Le placard

7a982ca1559f25e101846e74901ec39b

C’était un placard tout ce qu’il y a de plus banal. Une pièce étroite, sans fenêtre. On n’y rentrait pas plus de deux personnes à la fois, et encore, à la queue leu leu. Une méchante ampoule pendait au plafond éclairant les rayonnages d’une lumière un peu jaunie. Une odeur de renfermé et de papier venait chatouiller les narines de celui qui s’y aventurait. C’était un placard quoi. Un placard comme on en a tous chez soi.

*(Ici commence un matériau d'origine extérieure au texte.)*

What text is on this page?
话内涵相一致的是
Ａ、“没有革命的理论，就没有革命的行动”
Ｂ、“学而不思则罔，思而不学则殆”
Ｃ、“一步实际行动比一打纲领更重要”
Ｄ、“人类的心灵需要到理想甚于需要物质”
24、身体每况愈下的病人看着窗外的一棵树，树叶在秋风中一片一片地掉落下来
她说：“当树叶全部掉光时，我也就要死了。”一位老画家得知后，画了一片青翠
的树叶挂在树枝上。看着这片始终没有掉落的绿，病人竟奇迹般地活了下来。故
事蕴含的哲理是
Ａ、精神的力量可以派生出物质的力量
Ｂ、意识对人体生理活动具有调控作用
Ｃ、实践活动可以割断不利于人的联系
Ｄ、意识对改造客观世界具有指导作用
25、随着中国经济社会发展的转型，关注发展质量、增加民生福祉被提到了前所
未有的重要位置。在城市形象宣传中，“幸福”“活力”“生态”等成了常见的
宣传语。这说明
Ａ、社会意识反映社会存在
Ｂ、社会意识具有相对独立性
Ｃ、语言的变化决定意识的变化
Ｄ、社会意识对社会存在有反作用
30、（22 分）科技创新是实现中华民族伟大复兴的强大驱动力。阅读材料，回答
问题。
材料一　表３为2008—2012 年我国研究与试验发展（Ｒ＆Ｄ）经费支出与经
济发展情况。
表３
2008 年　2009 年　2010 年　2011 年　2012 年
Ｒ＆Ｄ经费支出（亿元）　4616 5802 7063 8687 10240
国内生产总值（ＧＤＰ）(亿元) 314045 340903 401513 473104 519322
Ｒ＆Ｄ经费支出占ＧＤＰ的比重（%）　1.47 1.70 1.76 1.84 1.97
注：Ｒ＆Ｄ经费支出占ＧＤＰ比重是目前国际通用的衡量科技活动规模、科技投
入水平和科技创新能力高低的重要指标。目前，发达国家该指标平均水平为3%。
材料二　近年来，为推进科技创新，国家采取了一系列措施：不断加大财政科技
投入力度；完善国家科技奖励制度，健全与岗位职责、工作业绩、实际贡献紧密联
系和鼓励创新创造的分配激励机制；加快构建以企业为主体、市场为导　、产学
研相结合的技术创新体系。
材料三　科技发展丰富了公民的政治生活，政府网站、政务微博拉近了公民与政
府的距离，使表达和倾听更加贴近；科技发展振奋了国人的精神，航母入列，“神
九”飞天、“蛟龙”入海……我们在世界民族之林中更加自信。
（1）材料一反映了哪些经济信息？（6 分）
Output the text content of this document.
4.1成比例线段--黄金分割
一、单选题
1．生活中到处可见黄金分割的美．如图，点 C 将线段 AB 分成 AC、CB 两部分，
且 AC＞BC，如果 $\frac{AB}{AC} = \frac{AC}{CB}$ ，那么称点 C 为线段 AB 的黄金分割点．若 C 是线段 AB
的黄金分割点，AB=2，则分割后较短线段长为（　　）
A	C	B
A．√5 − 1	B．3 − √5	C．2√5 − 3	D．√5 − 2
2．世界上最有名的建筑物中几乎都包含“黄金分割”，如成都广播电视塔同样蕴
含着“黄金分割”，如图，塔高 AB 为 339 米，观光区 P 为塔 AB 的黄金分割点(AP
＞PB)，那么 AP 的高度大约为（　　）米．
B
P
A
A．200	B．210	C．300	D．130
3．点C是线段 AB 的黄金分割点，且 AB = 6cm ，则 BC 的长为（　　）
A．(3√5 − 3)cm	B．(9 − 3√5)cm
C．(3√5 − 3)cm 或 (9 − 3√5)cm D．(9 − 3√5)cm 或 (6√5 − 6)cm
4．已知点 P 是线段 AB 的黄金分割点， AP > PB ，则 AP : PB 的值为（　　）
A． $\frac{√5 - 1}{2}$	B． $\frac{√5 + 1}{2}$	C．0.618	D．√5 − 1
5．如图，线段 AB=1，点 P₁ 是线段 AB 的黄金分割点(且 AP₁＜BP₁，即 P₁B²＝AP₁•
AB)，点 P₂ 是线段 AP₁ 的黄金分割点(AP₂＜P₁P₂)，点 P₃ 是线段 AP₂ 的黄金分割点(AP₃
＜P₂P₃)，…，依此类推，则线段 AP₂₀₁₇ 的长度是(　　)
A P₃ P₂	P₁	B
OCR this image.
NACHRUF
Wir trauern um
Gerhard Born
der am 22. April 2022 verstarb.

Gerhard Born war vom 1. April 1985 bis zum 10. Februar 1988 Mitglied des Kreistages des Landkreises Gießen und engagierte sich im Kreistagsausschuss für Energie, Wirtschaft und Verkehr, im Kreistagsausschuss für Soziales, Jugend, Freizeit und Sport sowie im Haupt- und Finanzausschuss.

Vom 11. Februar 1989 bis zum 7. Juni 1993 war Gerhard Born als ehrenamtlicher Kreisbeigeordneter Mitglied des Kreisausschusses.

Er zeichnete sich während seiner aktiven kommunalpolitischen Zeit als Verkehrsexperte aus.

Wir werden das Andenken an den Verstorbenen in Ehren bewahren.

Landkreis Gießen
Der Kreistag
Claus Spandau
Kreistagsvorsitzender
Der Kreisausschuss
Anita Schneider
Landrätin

Mais pour lui et pour moi, il était beaucoup plus que ça…

Pour mon frère et moi, il était The Placard.

Nous étions petits, en ce temps-là, mais aujourd’hui encore, il nous arrive de penser à cet endroit avec un sourire complice.

A cette époque-là, personne ne se doutait que cette petite pièce, quelque peu délaissée, était régulièrement le témoin muet d’un rituel, enfantin, certes, mais pour le moins essentiel à un amour fraternel profond et durable.

Comme tous les enfants d’une même fratrie, il nous arrivait assez souvent de nous disputer, de nous chamailler, de nous dire des choses pas bien sympas. Alors nous nous faisions la tête, nous nous boudions, ignorant l’autre et refusant de lui adresser la parole. Nous partions chacun de son côté, énervés et les larmes au bord des yeux.

Mais voilà, il était mon frère. Il était mon ami. Il était mon complice. Nous faire la tête se révélait être un supplice qui nous rendait malheureux.

Alors pour remédier à notre différent du moment, nous avions trouvé une parade : The Placard !

Après nous être un peu calmés, chacun dans son coin, l’un de nous deux se rendait dans le placard et attendait l’autre. L’autre pouvait suivre de près ou bien se faire attendre, mais, dans tous les cas, on s’y retrouvait au bout de quelques minutes.

Une fois dans le placard, la porte refermée derrière nous, nous nous regardions, l’air penaud et les lèvres pincées. On ne cherchait plus à savoir qui avait tord ou qui avait raison, qui avait commencé la dispute ou pas, non, si on était là, tous les deux, dans ce placard, c’est que nous avions déjà décidé de faire la paix, de pardonner, d’oublier, d’effacer.

« On fait la paix ? » disait l’un.

« On fait la paix » répondait l’autre en tendant sa main que l’autre s’empressait de serrer.

Et c’était fini. Nos rancœurs restaient au placard d’où nous sortions le sourire revenu et le cœur plus léger.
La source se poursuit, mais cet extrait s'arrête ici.